A senior editor for National Review magazine, Ramesh
Ponnuru, helped Sullivan (a Roman Catholic) to understand religious groups’ objections
to the mandate that employers provide coverage for contraception … including
abortifacients … in their employees’ healthcare plans. The exemption form, wrote Ponnuru, is the “instrument”
that triggers the requirement that a third-party administrator provide
contraceptive coverage. “The nuns don't
want to take any action that (they believe) involves them in facilitating
immoral acts, which includes causing other people to perform immoral acts. Signing the form would (in their view) do
that,” he pointed out. “… Houses of
worship, which are truly exempt from the administration's contraceptive
mandate, do not have to sign any such form to get that exemption,” he explained. “That fact makes a hash both of Greenhouse's
claim that the Little Sisters of the Poor
are ‘exempt from the mandate’ and her claim (and the Administration's) that
certification is the only way to prevent the exemption process from sliding into
‘chaos.’”
Sullivan, who was born and grew up in
Britain, confesses in his blog post on The
Dish, “I hadn't seen it that way before.”
Delegating the authority to approve of contraceptive coverage to a third
party is itself “an act of complicity” in something the nuns oppose for religious
reasons.
In its ruling last month, the Court
said the Little Sisters simply need
to inform the Secretary of Health and
Human Services in writing about its objection to the contraceptive
coverage, without having to fill out the form.
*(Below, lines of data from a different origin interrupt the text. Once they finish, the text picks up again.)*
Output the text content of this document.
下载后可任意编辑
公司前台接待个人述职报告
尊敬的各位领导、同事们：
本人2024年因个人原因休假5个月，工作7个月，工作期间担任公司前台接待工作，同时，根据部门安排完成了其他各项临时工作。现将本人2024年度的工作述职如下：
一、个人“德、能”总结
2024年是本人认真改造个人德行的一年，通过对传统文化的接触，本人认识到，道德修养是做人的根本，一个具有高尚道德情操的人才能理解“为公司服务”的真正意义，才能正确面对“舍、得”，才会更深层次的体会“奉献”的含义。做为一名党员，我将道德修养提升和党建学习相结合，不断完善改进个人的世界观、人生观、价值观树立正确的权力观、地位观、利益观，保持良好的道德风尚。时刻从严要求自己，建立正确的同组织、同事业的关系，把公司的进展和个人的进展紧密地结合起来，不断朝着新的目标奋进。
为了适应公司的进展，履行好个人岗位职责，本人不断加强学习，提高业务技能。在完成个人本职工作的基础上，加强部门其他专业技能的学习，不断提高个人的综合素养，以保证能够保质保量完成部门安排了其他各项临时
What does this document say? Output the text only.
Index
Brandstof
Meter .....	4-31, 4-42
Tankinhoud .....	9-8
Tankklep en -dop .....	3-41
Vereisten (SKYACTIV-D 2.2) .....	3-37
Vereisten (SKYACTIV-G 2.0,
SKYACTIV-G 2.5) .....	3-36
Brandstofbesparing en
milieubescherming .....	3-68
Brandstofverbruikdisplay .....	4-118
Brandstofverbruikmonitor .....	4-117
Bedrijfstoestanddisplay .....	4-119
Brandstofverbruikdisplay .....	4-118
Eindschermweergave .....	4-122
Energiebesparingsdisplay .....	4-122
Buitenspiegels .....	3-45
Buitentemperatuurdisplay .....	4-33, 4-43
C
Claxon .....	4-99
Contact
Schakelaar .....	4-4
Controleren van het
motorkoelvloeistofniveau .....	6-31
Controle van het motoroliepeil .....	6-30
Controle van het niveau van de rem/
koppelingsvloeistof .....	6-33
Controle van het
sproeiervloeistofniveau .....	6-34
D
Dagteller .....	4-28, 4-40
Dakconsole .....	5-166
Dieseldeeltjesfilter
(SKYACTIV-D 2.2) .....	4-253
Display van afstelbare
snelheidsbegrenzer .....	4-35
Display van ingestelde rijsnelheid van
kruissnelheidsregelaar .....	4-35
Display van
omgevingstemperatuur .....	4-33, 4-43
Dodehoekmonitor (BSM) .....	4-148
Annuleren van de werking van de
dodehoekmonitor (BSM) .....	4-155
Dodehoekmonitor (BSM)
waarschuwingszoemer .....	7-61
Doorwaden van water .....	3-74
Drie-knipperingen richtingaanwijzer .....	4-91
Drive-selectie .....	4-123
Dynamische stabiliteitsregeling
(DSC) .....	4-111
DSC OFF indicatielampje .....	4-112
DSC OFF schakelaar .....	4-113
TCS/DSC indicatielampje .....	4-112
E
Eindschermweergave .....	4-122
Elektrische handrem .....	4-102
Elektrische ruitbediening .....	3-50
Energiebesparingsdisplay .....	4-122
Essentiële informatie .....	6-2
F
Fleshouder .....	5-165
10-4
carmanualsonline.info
“If the key is signing a form that
requires active complicity in a system the Little
Sisters object to, and if a letter merely stating their objection to the
contraceptive coverage can suffice, then this seems like more than a temporary
solution. This may be splitting hairs –
but allowing for religious freedom in a secular society can often come down to
splitting hairs,” Sullivan wrote. “And
what concerns me is less the details of this particular case than the general
liberal contempt for the genuine moral quandaries religious organizations may
face.”
Sullivan then deals with “the brusque
and smug liberal assumption” that religious objections to marriage equality are
somehow as illegitimate as defenses of slavery, referring to an article, “Secularism
Is Good for America-Especially Christians,” in the New Republic. The “anathematization”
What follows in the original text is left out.